Example brand: Hodgman Men’s Gamewade Packable Hip Waders
(Check with us if you need these, sometimes not necessary).
- Down or wool vest.
- Light rain gear, top and bottom.
- Heavy coat (Check with us if you need this, sometimes not necessary).
- Hat with ear flaps.
- Hunting gloves.
- Comfortable camp shoes.
- Personal toiletries.
- Rifle and 2 boxes ammunition.
- Good back pack (frame or pack capable of carrying personal gear if spike camp is necessary. See note below).
- Water bottle.
- Small flashlight or headlamp.
- Reading material.
- Suncreen, insect repellent.
- Binoculars and rangefinder.
Hunting gear note: While quite expensive, Sitka and KUIU brand is what our guides use and recommend as the best.
Backpack note: All of your gear should fit into your frame style backpack.
Please note that we do not sell alcohol, tobacco, or chew at Nabesna. There is a small Lodge/Bar about 15 miles away (Sportsman’s Paradise) that sometimes stocks those products, but we recommend that you get what you need in Anchorage before driving up to Nabesna.
Your guide will have a range finder, spotting scope, binoculars, etc., but you are recommended to bring your own along if you wish. If you own one (or want to rent one), a satellite telephone or the new “in reach” style satellite texting devices would be helpful to bring.
If you require a particular snack food or beverage such as Coke or beer, these may be purchased in Anchorage and brought with you to Nabesna. A 6-pack or so can be taken to camp with you, and the rest left at the main camp which can be flown to you on the next check flight, as weight and space permit.

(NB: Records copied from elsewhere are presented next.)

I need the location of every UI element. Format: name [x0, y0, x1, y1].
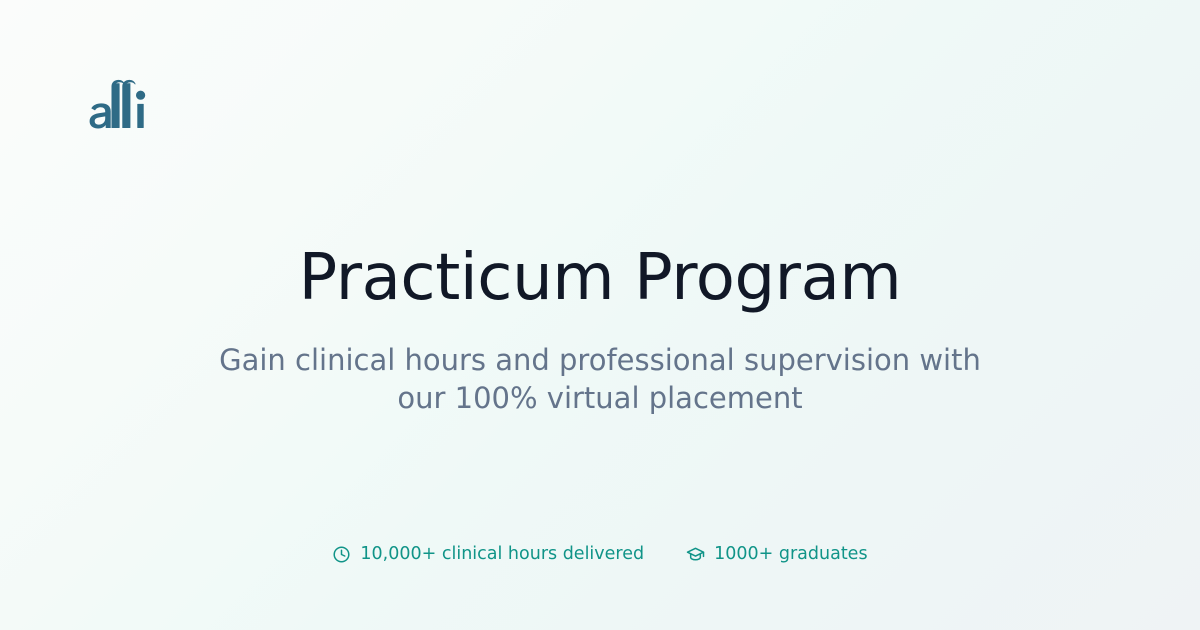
stat-graduates-label: 1000+ graduates: [714, 546, 867, 564]
alli-logo: [88, 70, 158, 132]
stats-row: 10,000+ clinical hours delivered 1000+ g…: [0, 545, 1200, 564]
brand-logo[interactable]: [88, 70, 158, 132]
hero-content: Practicum Program Gain clinical hours an…: [0, 243, 1200, 418]
stat-clinical-hours: 10,000+ clinical hours delivered: [332, 545, 644, 564]
stat-clinical-hours-label: 10,000+ clinical hours delivered: [360, 546, 644, 564]
stat-graduates: 1000+ graduates: [686, 545, 867, 564]
page-title: Practicum Program: [90, 243, 1110, 315]
page-subtitle: Gain clinical hours and professional sup…: [205, 341, 995, 418]
hero-card: Practicum Program Gain clinical hours an…: [0, 0, 1200, 630]
graduation-cap-icon: [686, 545, 705, 564]
clock-icon: [332, 545, 351, 564]
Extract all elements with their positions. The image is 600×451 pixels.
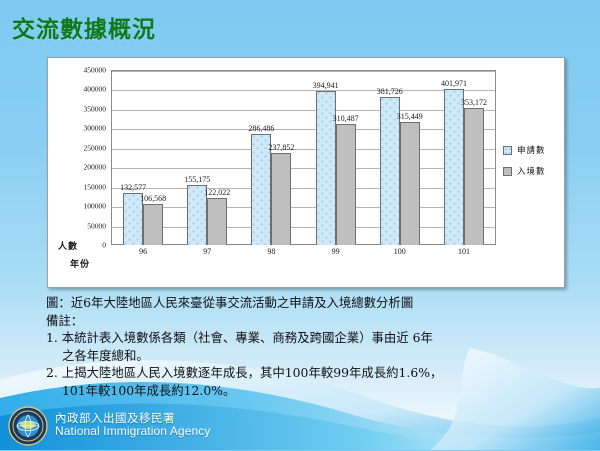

Certainly you may bring what you want, If possible try and have all your gear fit in your frame pack.What must be considered is that the airplanes we use have limited space and by law the payload weight cannot exceed the maximum allowed amount. Many times there may only be a small window of time to get your camp set up due to weather or daylight, and an additional trip just to haul extra gear may cost a day of your hunt. This is extremely important.
Do I need to bring extra food?
You may bring any extra food you like, but, again, it is at the pilot’s decision how much weight can be loaded into the airplane. We usually pack up fairly hefty camp-food boxes, which include fresh and canned meats and meals, canned fruits and vegetables, breakfast foods, breads and lunch meats, and plenty of snacks such as crackers, cheese, chips, candy, cookies, condiments. Fresh homemade baked goods are also flown out to the camps when possible.